Label Imputation
Handles the missing label problem: part of the population has unknown outcomes and can't be used directly for supervised training.
Common scenarios:
- Loan applicants who were rejected — their default status is never observed
- Holdout / control groups in A/B tests
- Records from before a monitoring system was deployed
KNNLabelImputer
Finds k nearest labeled neighbours in feature space for each unlabeled record. Distance-weighted average of neighbour labels gives P(event).
import numpy as np
import polars as pl
from datasci_toolkit import KNNLabelImputer
rng = np.random.default_rng(0)
N_labeled = 500
N_unlabeled = 200
X_lab = pl.DataFrame({f"f{i}": rng.normal(0, 1, N_labeled).tolist() for i in range(4)})
y_lab = pl.Series(((X_lab["f0"] + X_lab["f1"]).to_numpy() > 0).astype(float).tolist())
# Unlabeled comes from a biased region (selection bias)
X_unl = pl.DataFrame({
"f0": rng.normal(0.5, 1, N_unlabeled).tolist(),
**{f"f{i}": rng.normal(0, 1, N_unlabeled).tolist() for i in range(1, 4)},
})
imputer = KNNLabelImputer(n_neighbors=10, method="weighted").fit(X_lab, y_lab)
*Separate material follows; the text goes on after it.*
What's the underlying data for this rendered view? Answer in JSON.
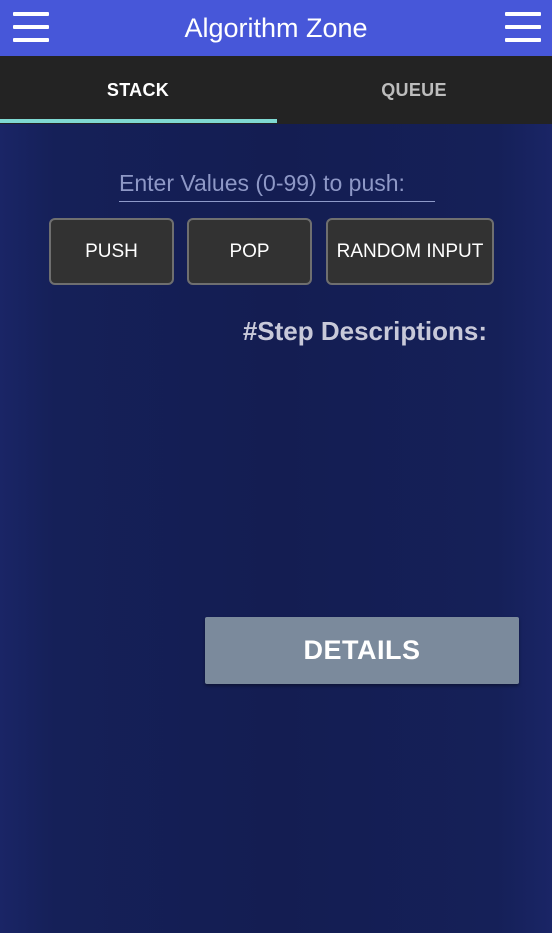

# P(event) for each unlabeled record
proba = imputer.predict_proba(X_unl)
print(proba[:5])
transform() — weighted duplication
Converts each unlabeled record into two rows: (target=1, weight=p̂) and (target=0, weight=1−p̂). This preserves expected event count while keeping all records in training.
imputed = imputer.transform(X_unl)
print(imputed.head(6))
# Each original row becomes two rows with complementary weights
Combining labeled and imputed data
# Labeled data
labeled = X_lab.with_columns([
y_lab.alias("target"),
pl.lit(1.0).alias("weight"),
])
# Stack labeled + imputed
training_set = pl.concat([labeled, imputed], how="diagonal")
Parameters
| Parameter | Default | Description |
|---|---|---|
n_neighbors |
10 |
Number of nearest neighbours |
metric |
"minkowski" |
Distance metric (any sklearn-compatible metric) |
method |
"weighted" |
"weighted" (distance-weighted) or "uniform" |
TargetImputer
When you already have probabilities from another source and just need to convert them to training rows.
from datasci_toolkit import TargetImputer
import numpy as np
proba = np.array([0.1, 0.3, 0.55, 0.7, 0.9])
Three strategies
weighted — duplicate each row: (target=1, w=p) + (target=0, w=1−p)
randomized — Bernoulli draw: single row, target ∈ {0, 1}
cutoff — hard threshold at cutoff (default 0.5)